MAHATVA.ID — Tim beregu putra dan putri Indonesia harus puas meraih medali perunggu pada ajang Badminton Asia Team Championships (BATC) 2026 setelah sama-sama terhenti di babak semifinal. Pertandingan semifinal digelar di Qingdao Conson Gymnasium, China, Sabtu (7/2/2026).

Pada sektor beregu putra, Indonesia gagal melangkah ke final usai takluk dari Jepang dengan skor 1-3. Hasil serupa dialami tim beregu putri yang harus mengakui keunggulan Korea Selatan, juga dengan skor 1-3.

Meski gagal menembus partai puncak, capaian ini dinilai lebih baik dibandingkan edisi BATC dua tahun lalu, dengan Indonesia berhasil membawa pulang dua medali perunggu dari sektor beregu putra dan putri.
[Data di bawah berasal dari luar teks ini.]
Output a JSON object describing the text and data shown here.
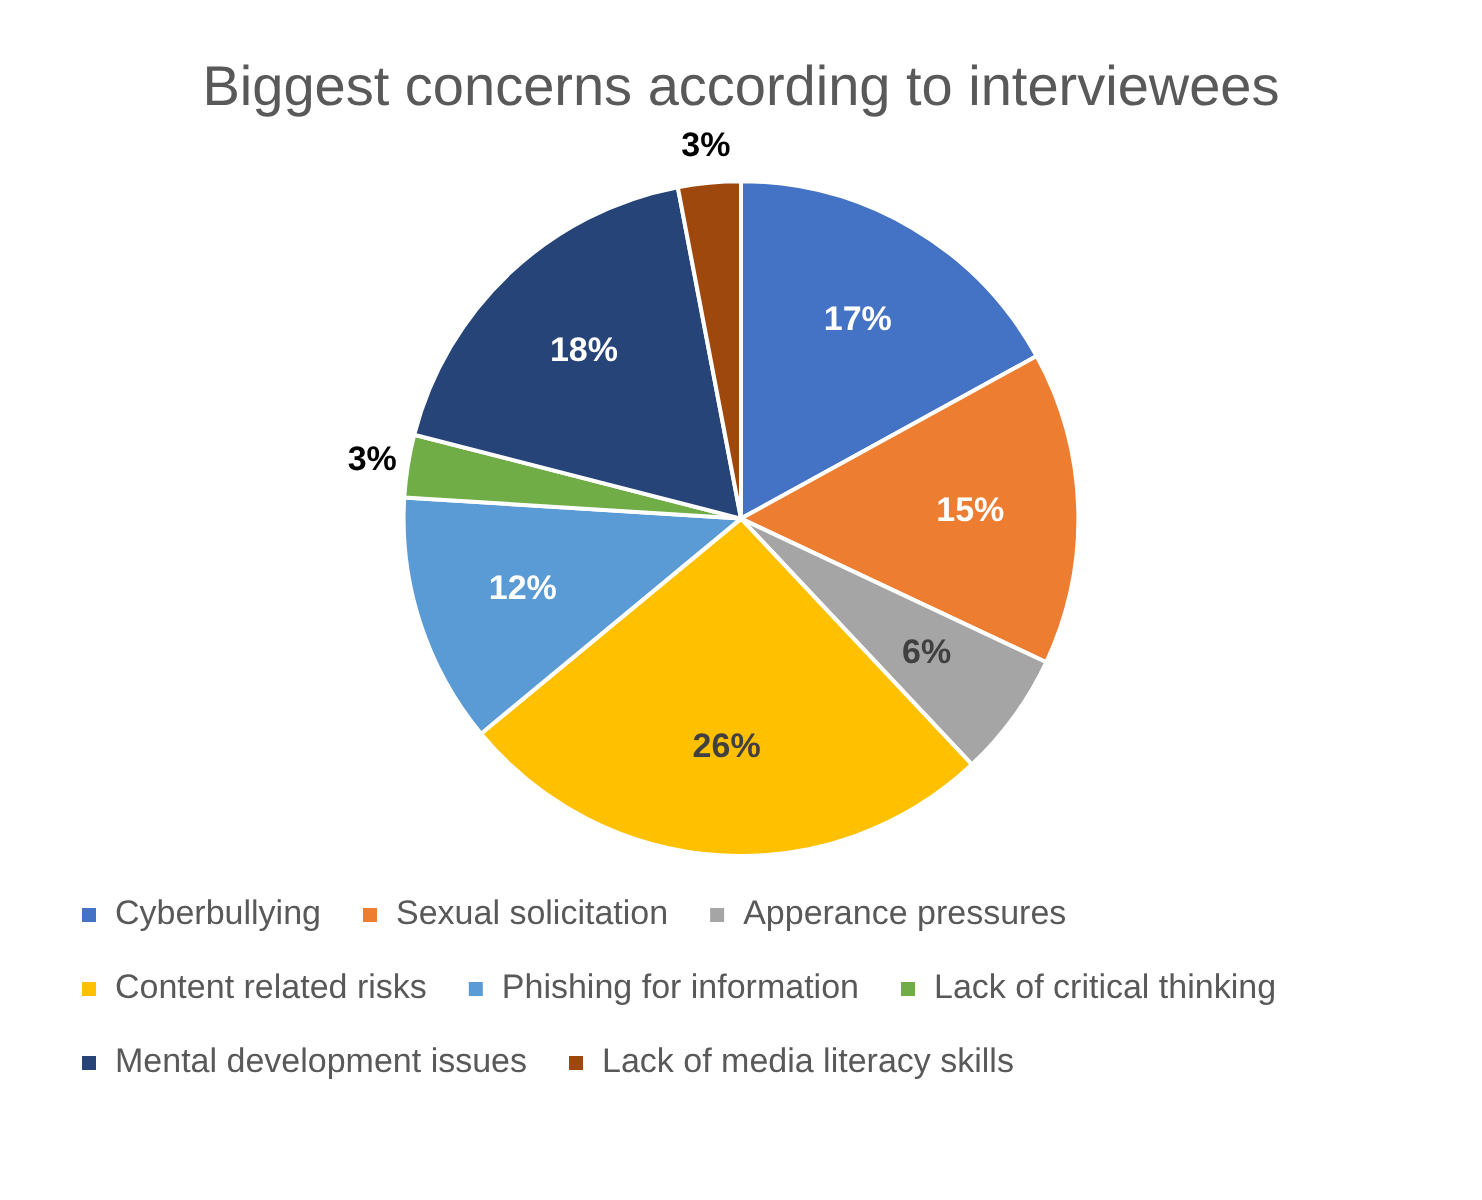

Zaki Ubaidillah Tunjukkan Perkembangan

Pada laga semifinal beregu putra, Moh Zaki Ubaidillah menjadi salah satu sorotan. Pebulu tangkis muda Indonesia itu tampil kompetitif saat menghadapi wakil Jepang, Kenta Nishimoto, dan menunjukkan perkembangan permainan yang signifikan.
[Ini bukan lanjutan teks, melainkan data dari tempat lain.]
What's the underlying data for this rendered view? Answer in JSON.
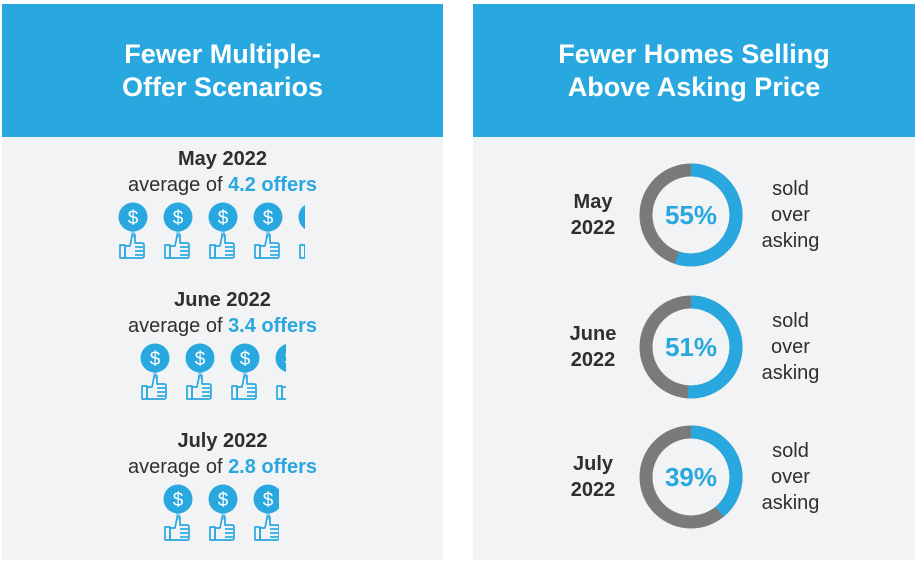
{
  "left_panel": {
    "title_lines": [
      "Fewer Multiple-",
      "Offer Scenarios"
    ],
    "periods": [
      {
        "label": "May 2022",
        "avg_prefix": "average of ",
        "avg_value": "4.2 offers",
        "offers": 4.2
      },
      {
        "label": "June 2022",
        "avg_prefix": "average of ",
        "avg_value": "3.4 offers",
        "offers": 3.4
      },
      {
        "label": "July 2022",
        "avg_prefix": "average of ",
        "avg_value": "2.8 offers",
        "offers": 2.8
      }
    ]
  },
  "right_panel": {
    "title_lines": [
      "Fewer Homes Selling",
      "Above Asking Price"
    ],
    "stats": [
      {
        "label_lines": [
          "May",
          "2022"
        ],
        "percent_label": "55%",
        "percent": 55,
        "caption_lines": [
          "sold",
          "over",
          "asking"
        ]
      },
      {
        "label_lines": [
          "June",
          "2022"
        ],
        "percent_label": "51%",
        "percent": 51,
        "caption_lines": [
          "sold",
          "over",
          "asking"
        ]
      },
      {
        "label_lines": [
          "July",
          "2022"
        ],
        "percent_label": "39%",
        "percent": 39,
        "caption_lines": [
          "sold",
          "over",
          "asking"
        ]
      }
    ]
  },
  "colors": {
    "accent": "#29a8e0",
    "ring_track": "#7a7a7a",
    "panel_bg": "#f2f3f4",
    "text": "#2f2f2f"
  },
  "icons": {
    "offer": "dollar-thumbs-up-icon"
  },
  "chart_data": [
    {
      "type": "pictogram",
      "title": "Fewer Multiple-Offer Scenarios",
      "categories": [
        "May 2022",
        "June 2022",
        "July 2022"
      ],
      "values": [
        4.2,
        3.4,
        2.8
      ],
      "unit": "offers"
    },
    {
      "type": "pie",
      "title": "Fewer Homes Selling Above Asking Price",
      "categories": [
        "May 2022",
        "June 2022",
        "July 2022"
      ],
      "values": [
        55,
        51,
        39
      ],
      "unit": "%"
    }
  ]
}
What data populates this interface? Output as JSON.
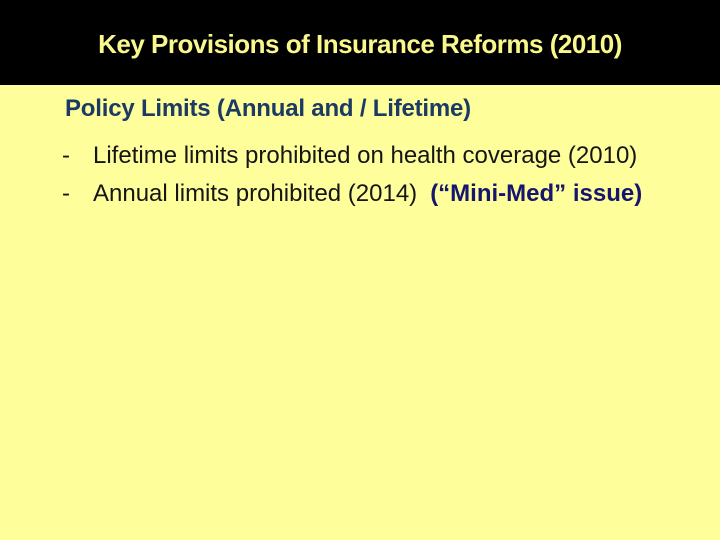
{
  "slide": {
    "title": "Key Provisions of Insurance Reforms (2010)",
    "section_heading": "Policy Limits (Annual and / Lifetime)",
    "bullets": [
      {
        "marker": "-",
        "text": "Lifetime limits prohibited on health coverage (2010)",
        "highlight": ""
      },
      {
        "marker": "-",
        "text": "Annual limits prohibited (2014)",
        "highlight": "(“Mini-Med” issue)"
      }
    ],
    "colors": {
      "background": "#FEFE9B",
      "title_band": "#000000",
      "title_text": "#F9F88C",
      "heading_text": "#1C3A64",
      "body_text": "#151515",
      "highlight_text": "#16166E"
    }
  }
}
Alhamdulillah bisa bermain dengan lancar tanpa cedera. Di gim pertama saya sempat unggul jauh, tapi di pertengahan fokus agak menurun. Ini yang tidak boleh terjadi karena lawan kemudian mengubah tempo permainan,” ujar Zaki, dikutip dari laman resmi PBSI.

Zaki mengakui Nishimoto mampu membaca pola permainan dan mengantisipasi perubahan tempo yang ia lakukan. Meski berada dalam tekanan, ia berusaha tetap tenang dan kembali mengontrol jalannya laga.

Di gim kedua sempat kejar-kejaran, tapi saya ubah tempo lagi supaya bisa menguasai permainan. Tidak menyangka bisa menang dua gim, tapi sejak awal saya sudah siap dan berani adu ketahanan di lapangan,” tambahnya.